Gooch, eski bir şarkıyı bir sahneyle eşleştirmenin basit eyleminin bile zor bir iş olduğunu hatırlıyor. “John’un L.A.’deki evine giderdik ve bütün gece dışarı çıkar, durmadan bir şeyler deniyorduk. John, ‘Hadi burada biraz oompah deneyelim!’ diyebilir, sadece daha komik olup olmadığını görmek için bir şeyler denerdi.”
Hughes müzikle uğraşan çılgın bir çocuktu, bu yüzden onu sinemaya götürmek doğal olarak geldi. Oğlu John Hughes Jr., “Gençken ilk iletişim kurduğu şey buydu” diyor. Ve özellikle tutarlı olan şey, onun İngiliz müziğine olan sevgisidir – kutu seti, şöhret ve başarı ölçeğinin bir ucunda New Order ve Smiths’ten, diğerinde Gene Loves Jezebel’e kadar alternatif İngiliz eylemleriyle doludur.
Gooch, “Şimdi John’un psikolojisine giriyoruz” diyor. John üç kız kardeşle büyüdü.Babası bir satıcı olduğu ve çok yakın erkek arkadaşı olmadığı için çok dolaştılar.Ama o günlerde lisede müzik ve alternatif müzik ithal etmek ona şakacı bir güvenilirlik verdi.

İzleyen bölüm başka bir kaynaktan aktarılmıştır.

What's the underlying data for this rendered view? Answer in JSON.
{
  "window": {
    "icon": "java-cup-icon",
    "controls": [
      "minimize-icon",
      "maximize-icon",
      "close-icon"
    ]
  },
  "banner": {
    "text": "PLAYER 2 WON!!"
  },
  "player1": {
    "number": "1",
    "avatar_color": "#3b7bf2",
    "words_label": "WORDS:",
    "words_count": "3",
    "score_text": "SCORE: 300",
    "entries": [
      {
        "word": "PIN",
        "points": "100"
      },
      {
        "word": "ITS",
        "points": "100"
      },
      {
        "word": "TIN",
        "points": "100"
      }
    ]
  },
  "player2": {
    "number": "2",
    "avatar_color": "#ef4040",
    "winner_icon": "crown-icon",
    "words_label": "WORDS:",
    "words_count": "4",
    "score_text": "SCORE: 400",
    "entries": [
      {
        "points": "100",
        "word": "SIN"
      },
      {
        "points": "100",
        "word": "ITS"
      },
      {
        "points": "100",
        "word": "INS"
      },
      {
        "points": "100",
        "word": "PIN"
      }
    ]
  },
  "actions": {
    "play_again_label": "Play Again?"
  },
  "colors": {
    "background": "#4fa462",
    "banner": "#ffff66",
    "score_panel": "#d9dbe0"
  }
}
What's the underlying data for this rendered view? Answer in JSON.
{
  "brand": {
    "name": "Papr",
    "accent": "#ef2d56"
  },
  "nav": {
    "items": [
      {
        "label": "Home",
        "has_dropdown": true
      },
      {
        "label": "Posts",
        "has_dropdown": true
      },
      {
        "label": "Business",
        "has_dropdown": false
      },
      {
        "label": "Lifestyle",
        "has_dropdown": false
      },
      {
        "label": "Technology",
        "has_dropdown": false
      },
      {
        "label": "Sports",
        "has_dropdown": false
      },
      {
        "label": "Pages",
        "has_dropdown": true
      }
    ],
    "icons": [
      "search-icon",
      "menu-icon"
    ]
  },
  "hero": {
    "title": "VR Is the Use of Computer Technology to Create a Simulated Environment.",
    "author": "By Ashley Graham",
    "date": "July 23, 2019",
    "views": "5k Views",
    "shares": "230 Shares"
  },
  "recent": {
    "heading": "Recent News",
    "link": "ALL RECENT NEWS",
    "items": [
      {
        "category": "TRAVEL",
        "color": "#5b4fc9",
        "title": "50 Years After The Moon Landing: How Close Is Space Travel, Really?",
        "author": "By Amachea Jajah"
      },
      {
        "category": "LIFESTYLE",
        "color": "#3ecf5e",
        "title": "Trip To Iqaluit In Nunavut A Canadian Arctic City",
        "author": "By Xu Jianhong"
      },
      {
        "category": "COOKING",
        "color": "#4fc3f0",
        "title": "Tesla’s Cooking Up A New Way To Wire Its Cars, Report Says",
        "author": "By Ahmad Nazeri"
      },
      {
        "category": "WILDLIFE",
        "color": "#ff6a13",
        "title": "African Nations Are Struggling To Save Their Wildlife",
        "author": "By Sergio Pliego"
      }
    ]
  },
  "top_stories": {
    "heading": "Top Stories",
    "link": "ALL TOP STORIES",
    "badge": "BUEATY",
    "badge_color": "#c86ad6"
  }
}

Rozeti oldukça fazlaydı ve hayatı boyunca da öyle kaldı.”
Bu yabancı olma duygusu, Hughes’a, film müziği için kendi başlarına şarkılar sağlayan bazı müzisyenlerin başaramadığı evrensel bir film verdi – caz canlanması Carmel, aynı zamanda goth, eti Lulu, Balaam ve Angel için eti yendi, kavramsal şakacılar Sigue Sigue Sputnik . Çalışmaları Ferris Bueller’s Day off ve Planes, Trains and Cars’da yer alan Dream Academy’den Nick Laird-Clowes, bazı filmlerinin dikkat çekici bir şekilde koklandığını hatırlıyor.

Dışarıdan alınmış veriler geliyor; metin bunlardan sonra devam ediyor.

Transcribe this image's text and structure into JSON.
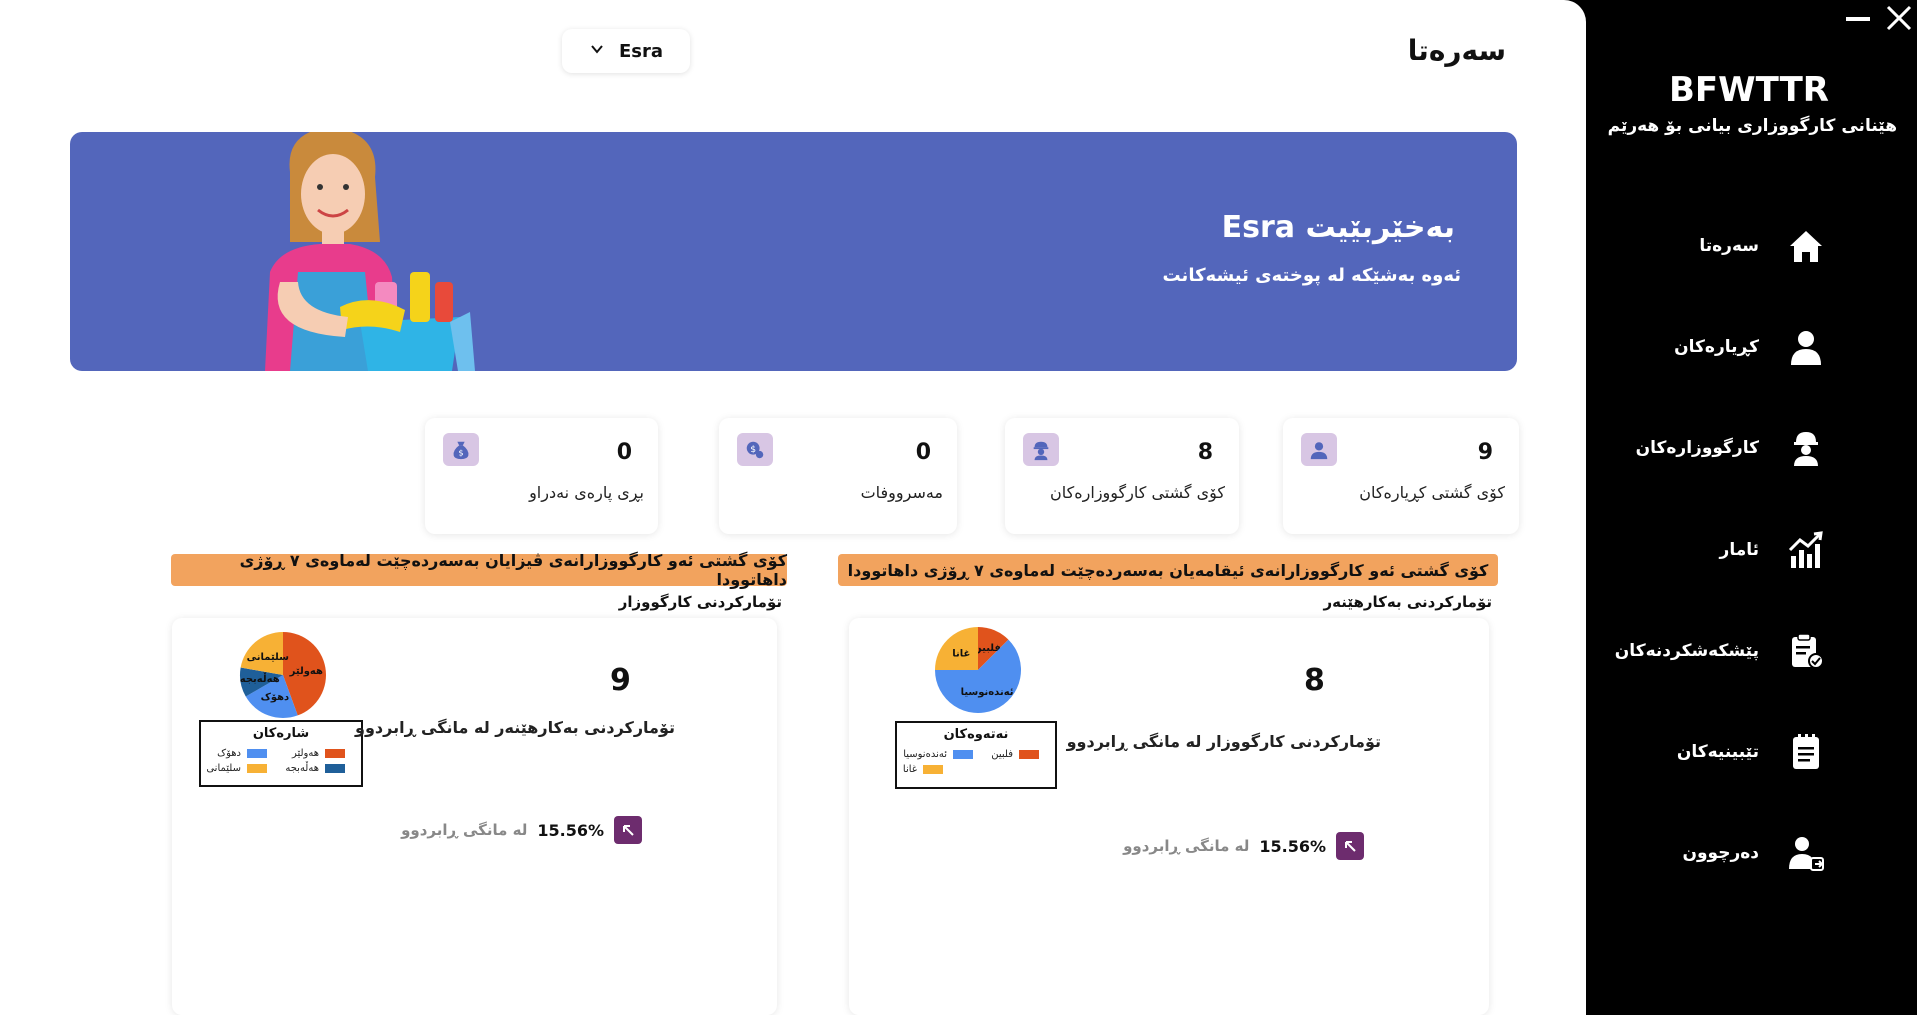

“Ellilerin filmleriydi, değil mi?” Gülerek söylüyor. “Onlar bir parodiydi ve türünün tek örneğiydi. Ama geçen hafta Kahvaltı Kulübüydü ve ben de oturup onu izledim ve ‘Bu harika bir film!’ diye düşündüm. Ferris Bueller’ın izin gününün bu kadar iyi düşünülmüş olmasına şaşırdım. ve insanlar buna takıntılı hale geldi. Ama bence grubun hayatta kalmasını sağladı.”

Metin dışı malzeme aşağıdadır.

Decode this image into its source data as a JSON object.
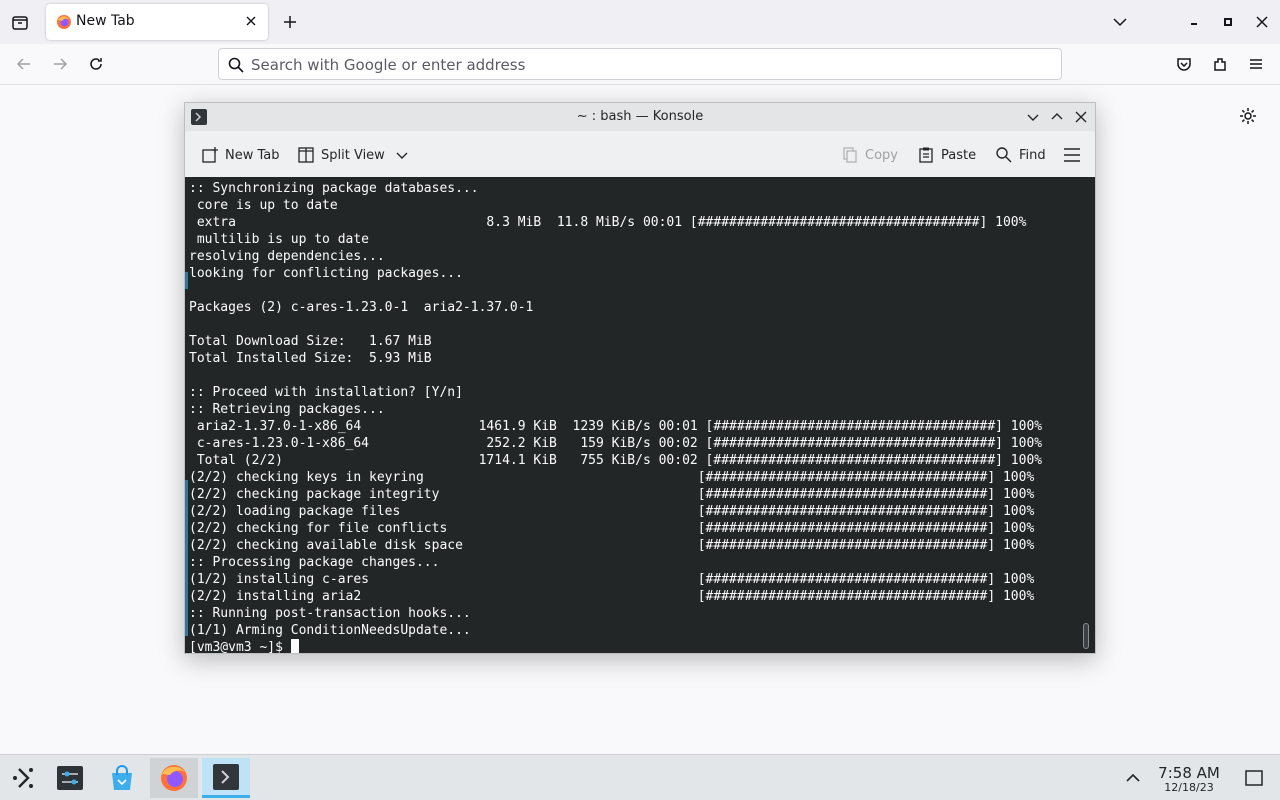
{
  "browser": {
    "tab_title": "New Tab",
    "address_placeholder": "Search with Google or enter address"
  },
  "konsole": {
    "window_title": "~ : bash — Konsole",
    "toolbar": {
      "new_tab": "New Tab",
      "split_view": "Split View",
      "copy": "Copy",
      "paste": "Paste",
      "find": "Find"
    },
    "terminal_lines": [
      ":: Synchronizing package databases...",
      " core is up to date",
      " extra                                8.3 MiB  11.8 MiB/s 00:01 [####################################] 100%",
      " multilib is up to date",
      "resolving dependencies...",
      "looking for conflicting packages...",
      "",
      "Packages (2) c-ares-1.23.0-1  aria2-1.37.0-1",
      "",
      "Total Download Size:   1.67 MiB",
      "Total Installed Size:  5.93 MiB",
      "",
      ":: Proceed with installation? [Y/n]",
      ":: Retrieving packages...",
      " aria2-1.37.0-1-x86_64               1461.9 KiB  1239 KiB/s 00:01 [####################################] 100%",
      " c-ares-1.23.0-1-x86_64               252.2 KiB   159 KiB/s 00:02 [####################################] 100%",
      " Total (2/2)                         1714.1 KiB   755 KiB/s 00:02 [####################################] 100%",
      "(2/2) checking keys in keyring                                   [####################################] 100%",
      "(2/2) checking package integrity                                 [####################################] 100%",
      "(2/2) loading package files                                      [####################################] 100%",
      "(2/2) checking for file conflicts                                [####################################] 100%",
      "(2/2) checking available disk space                              [####################################] 100%",
      ":: Processing package changes...",
      "(1/2) installing c-ares                                          [####################################] 100%",
      "(2/2) installing aria2                                           [####################################] 100%",
      ":: Running post-transaction hooks...",
      "(1/1) Arming ConditionNeedsUpdate..."
    ],
    "prompt": "[vm3@vm3 ~]$ "
  },
  "taskbar": {
    "time": "7:58 AM",
    "date": "12/18/23"
  },
  "colors": {
    "terminal_bg": "#232627",
    "accent": "#3daee9"
  }
}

Sankey, “Bir gencin zihniyetinden faydalanmak için harika bir yolu vardı” diyor. “Başrollerinin çoğunun kadın olması ya da karakterlerde eşit derecede güçlü olması tamamen yabancıydı. Ve bu duygusal anları inanılmaz şarkı seçimleriyle özetlemek gerekirse, derin hikayeleri var – gençken böyleydim.”
Genç filmlerinin, müziğin kimlik üzerinde belirleyici bir etkiye sahip olabileceği yaşamın belirli bir noktasında, yetişkinliğe yaklaşan ana karakterlere sahip olmasının kritik olduğunu söylüyor. “Nerede olduğunu, ne satın aldığını, ne satın aldığını her zaman hatırlayabilirsin. Bu, ilk oluşmaya başladığın ve kim olduğun hakkında bir seçimin olduğu zamandır. Ve sen hormonlarla dolusun ve her şey o kadar sıkı bir şekilde bağlantılı ki. Kendinizi gerçekten izole hissedebilirsiniz, ancak John Hughes filmlerini izlediğinizde, “Kesinlikle ilişki kurabileceğim bir şey var” diye düşünürsünüz.